With this in mind, in 2019 the Atlantic Council organized a group of foreign-policy leaders from all continents who issued a “Declaration of Principles for Freedom, Prosperity, and Peace,” inspired by the Atlantic Charter but broader in scope to reflect 21st-century challenges. Its seven principles sought to balance concerns of the political left and right: “freedom and justice,” “democracy and self-determination,” “peace and security,” “free markets and equal opportunity,” “an open and healthy planet,” “the right of assistance,” and “collective action” to advance these principles.
The Declaration was an invitation and a sketch for democratic leaders around the world willing to push back against forces of aggression and destruction, and to address the problems that have generated the dissatisfaction fueling Trump and leaders like him. It draws on the best traditions of the United States from the 20th century, starting with the recognition of the link between values and interests at home and abroad. It attempts, as did the Atlantic Charter, to state what the world’s core democracies stand for.

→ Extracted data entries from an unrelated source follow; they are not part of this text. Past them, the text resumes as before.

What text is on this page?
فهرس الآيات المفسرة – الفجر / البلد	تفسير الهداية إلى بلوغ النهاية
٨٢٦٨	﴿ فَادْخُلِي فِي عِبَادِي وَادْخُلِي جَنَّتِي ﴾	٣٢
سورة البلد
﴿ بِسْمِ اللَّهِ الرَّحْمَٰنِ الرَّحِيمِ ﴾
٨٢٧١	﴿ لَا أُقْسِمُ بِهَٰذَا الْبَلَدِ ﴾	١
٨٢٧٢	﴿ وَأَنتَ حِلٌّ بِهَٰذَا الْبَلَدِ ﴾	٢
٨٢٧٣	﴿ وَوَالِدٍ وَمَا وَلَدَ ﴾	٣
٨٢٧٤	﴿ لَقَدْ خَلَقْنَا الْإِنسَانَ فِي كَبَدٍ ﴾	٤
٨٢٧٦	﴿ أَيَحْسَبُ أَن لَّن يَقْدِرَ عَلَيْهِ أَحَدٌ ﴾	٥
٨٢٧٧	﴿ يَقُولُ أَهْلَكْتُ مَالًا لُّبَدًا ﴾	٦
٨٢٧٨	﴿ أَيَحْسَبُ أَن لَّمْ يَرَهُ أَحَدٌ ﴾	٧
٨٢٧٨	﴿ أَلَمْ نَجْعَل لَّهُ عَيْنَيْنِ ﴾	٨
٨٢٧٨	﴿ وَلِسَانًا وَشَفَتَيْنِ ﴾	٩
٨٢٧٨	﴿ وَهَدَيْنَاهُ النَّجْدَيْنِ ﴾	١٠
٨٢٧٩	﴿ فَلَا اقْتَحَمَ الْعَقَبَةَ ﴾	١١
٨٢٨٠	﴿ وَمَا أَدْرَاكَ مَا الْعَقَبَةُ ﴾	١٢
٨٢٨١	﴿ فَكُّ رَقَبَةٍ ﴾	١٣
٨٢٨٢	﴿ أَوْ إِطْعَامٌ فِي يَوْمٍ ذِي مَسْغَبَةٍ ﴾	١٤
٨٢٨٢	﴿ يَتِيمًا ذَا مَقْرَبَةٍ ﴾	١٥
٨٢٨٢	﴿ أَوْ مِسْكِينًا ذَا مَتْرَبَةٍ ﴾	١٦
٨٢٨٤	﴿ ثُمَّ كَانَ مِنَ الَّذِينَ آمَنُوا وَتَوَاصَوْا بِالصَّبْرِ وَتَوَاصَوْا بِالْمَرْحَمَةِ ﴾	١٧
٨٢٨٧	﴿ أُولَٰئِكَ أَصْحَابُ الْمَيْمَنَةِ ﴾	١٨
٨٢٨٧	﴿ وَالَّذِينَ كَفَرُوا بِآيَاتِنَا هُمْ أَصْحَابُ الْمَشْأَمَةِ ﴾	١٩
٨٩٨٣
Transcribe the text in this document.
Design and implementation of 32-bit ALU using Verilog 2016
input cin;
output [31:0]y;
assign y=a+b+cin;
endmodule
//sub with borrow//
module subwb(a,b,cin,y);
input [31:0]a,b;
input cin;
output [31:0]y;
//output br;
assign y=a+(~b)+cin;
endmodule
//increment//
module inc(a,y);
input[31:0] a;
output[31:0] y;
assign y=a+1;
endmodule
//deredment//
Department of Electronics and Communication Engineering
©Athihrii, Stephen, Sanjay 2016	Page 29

This is the time to recommit to these principles and, thus inspired, fix past mistakes. The challenges won’t get better on their own. US retreat—from our best values at home or abroad—won’t help anyone, least of all Americans. So, we’d better learn fast.
Daniel Fried is the Weiser Family distinguished fellow at the Atlantic Council. He was the coordinator for sanctions policy during the Obama administration, assistant secretary of State for Europe and Eurasia during the Bush administration, and senior director at the National Security Council for the Clinton and Bush administrations. He also served as ambassador to Poland during the Clinton administration. Follow him on Twitter @AmbDanFried.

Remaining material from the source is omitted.